GABRIELE MORONI
Cronaca

Fabio Rapalli trovato morto, la setta dietro casa e una fine sospetta. Il gemello: dite la verità

Montù Beccaria, il giallo del 31enne rivenuto cadavere sotto il cavalcavia della Cisa. "Nostro padre è morto senza conoscere la verità, ora indaghino davvero. Le Bestie? Gente coi soldi. Arrivavano qui in paese ogni fine settimana"

Carlo Rapalli con la foto del figlio Fabio

Se a 31 anni non fosse stato strappato alla vita, oggi Fabio Rapalli sarebbe l’immagine speculare di Stefano, il suo gemello: massiccio, gran lavoratore, sguardo buono. La speranza mai venuta meno di Stefano oggi si attacca a un filo sottile, esilissimo. È l’iniziativa di Claudio Ghini, investigatore privato di Stradella, che ha depositato alla procura di Massa la sintesi di quindici anni di ricerche, prima da sottufficiale dei carabinieri, poi su incarico della famiglia Rapalli. Un dossier e un’ipotesi investigativa: guardare al processo alla Setta delle bestie, alla Corte d’Assise di Novara. Fra gli immobili nella disponibilità del gruppo, uno era a Costa Montefedele, la frazione di Montù Beccaria dove Fabio viveva con la famiglia e dove Stefano ha continuato ad abitare. Da lì si allontanò il 19 maggio del 1996 in sella alla sua motocicletta Aprilia Pegaso. Il corpo mummificato venne ritrovato il 7 settembre in un dirupo alla Cisa, alla località Montelungo, a Pontremoli.

Stefano Rapalli, conosceva l’esistenza di questa Setta delle bestie?

"La casa è vicina alla mia. Ai tempi conoscevo anche il vecchio proprietario. Si vedevano tante macchine, il sabato e la domenica. Mi domandavo come facesse a stare tante gente in una casetta piccola, veramente piccola. Dovevano essere persone un po’ danarose. C’erano anche donne, ragazze. Era tutto chiuso, non si vedeva niente, solo le macchine. La storia è andata avanti per dieci anni. In questi giorni Ghini mi ha detto del processo".

Speranze?

"Magari uscisse qualcosa, un collegamento. Chissà perché proprio qui a Montefedele. Gli anni coincidono. Può darsi che qualcosa ci sia stato. A me non viene in mente niente. La speranza c’è sempre. Come famiglia lo vorremmo dopo tutto quello che abbiamo fatto. Abbiamo fatto l’impossibile per arrivare alla verità. Avevamo messo anche una taglia di cento milioni. Non si poteva fare di più. Finora non si è scoperto niente. Proviamo. Io sono qua".
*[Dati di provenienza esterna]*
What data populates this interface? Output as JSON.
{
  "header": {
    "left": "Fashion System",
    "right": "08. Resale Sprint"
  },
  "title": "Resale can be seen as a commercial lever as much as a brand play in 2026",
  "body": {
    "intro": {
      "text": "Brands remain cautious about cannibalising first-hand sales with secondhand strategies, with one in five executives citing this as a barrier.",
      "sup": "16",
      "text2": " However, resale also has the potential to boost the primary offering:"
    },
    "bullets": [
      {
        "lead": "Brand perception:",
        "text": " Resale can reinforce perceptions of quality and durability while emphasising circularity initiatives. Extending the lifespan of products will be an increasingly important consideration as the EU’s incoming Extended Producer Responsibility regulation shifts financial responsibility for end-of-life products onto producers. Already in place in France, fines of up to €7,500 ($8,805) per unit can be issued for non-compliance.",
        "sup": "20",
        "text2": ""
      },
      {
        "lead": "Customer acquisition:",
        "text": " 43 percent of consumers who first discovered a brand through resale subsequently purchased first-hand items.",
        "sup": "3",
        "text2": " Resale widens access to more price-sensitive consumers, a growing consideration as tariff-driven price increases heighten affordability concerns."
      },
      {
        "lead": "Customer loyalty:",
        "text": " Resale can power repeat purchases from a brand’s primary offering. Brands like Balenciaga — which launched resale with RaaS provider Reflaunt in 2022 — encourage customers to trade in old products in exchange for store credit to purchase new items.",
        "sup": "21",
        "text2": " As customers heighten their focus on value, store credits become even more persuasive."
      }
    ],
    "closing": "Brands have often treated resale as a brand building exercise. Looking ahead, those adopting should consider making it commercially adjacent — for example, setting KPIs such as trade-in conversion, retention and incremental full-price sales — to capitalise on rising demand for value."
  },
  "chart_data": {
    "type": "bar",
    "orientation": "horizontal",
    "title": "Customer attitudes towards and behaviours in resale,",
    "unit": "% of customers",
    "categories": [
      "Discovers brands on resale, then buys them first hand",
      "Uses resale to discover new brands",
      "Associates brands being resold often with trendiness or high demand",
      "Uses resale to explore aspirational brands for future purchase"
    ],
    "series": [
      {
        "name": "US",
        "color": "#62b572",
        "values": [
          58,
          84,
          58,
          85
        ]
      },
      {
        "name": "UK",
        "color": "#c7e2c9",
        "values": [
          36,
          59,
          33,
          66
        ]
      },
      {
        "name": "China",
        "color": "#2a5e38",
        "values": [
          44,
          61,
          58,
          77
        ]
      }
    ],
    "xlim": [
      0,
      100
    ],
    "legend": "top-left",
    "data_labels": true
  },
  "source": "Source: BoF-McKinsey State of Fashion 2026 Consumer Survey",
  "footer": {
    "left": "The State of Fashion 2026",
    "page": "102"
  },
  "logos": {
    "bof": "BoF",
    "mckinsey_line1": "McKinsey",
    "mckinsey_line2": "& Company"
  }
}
E se le testimonianze al processo non dessero un risultato, smetterebbe di sperare?

"Spererei che qualcuno si mettesse la mano sulla coscienza e facesse un gesto per noi".

Come ricorda Fabio?

"Era il mio gemello e si sa che i gemelli fra loro hanno un rapporto particolare. Vivevamo assieme. Dormivamo nella stessa stanza. Con lui è mancata una parte di me. Non è semplice spiegarlo, ma è così. Non doveva succedere. Fabio era buono, non era capace di vedere un pericolo. Pensava che fossero tutti buoni come lui. Cercavo di metterlo in guardia. Niente".

Nel 2013 è mancato Carlo, suo padre.

"Non era riuscito a risalire a come era morto Fabio. Si è portato dietro il dolore. Vorrei capire, sapere anche per mio padre. È passato tanto tempo ma ci sono casi che si sono risolti dopo anni".

Carlo Rapalli era stato in prima linea nelle ricerche della verità sulla fine di quel figlio timido, schivo, solitario. Subito dopo il ritrovamento del corpo di Fabio, aveva battuto la zona con alcuni dei suoi dipendenti senza notare nulla. Il 2 novembre i carabinieri aveva scoperto la moto con il serbatoio asciutto e il casco, a poche centinaia di metri da dove era stato rinvenuto il cadavere, la testa staccata dal tronco, accanto a un albero da cui penzolava un cappio con un nodo scorsoio, una candela e un coltello da cucina conficcati nel terreno, due accendini usa e getta, il porta patente vuoto con la scritta di un’autoscuola di Stradella. La moto e il casco non erano intaccati dalla ruggine: sarebbe stato normale se fossero rimasti per tanti mesi esposti alle intemperie. Neppure gli accendini avevano segni di ruggine. La candela era perfettamente bianca. Come se tutto fosse stato al coperto per essere predisposto tempo dopo, quando il posto era tornato a essere solitario, per un tardivo rito di morte. O forse per un rituale satanico.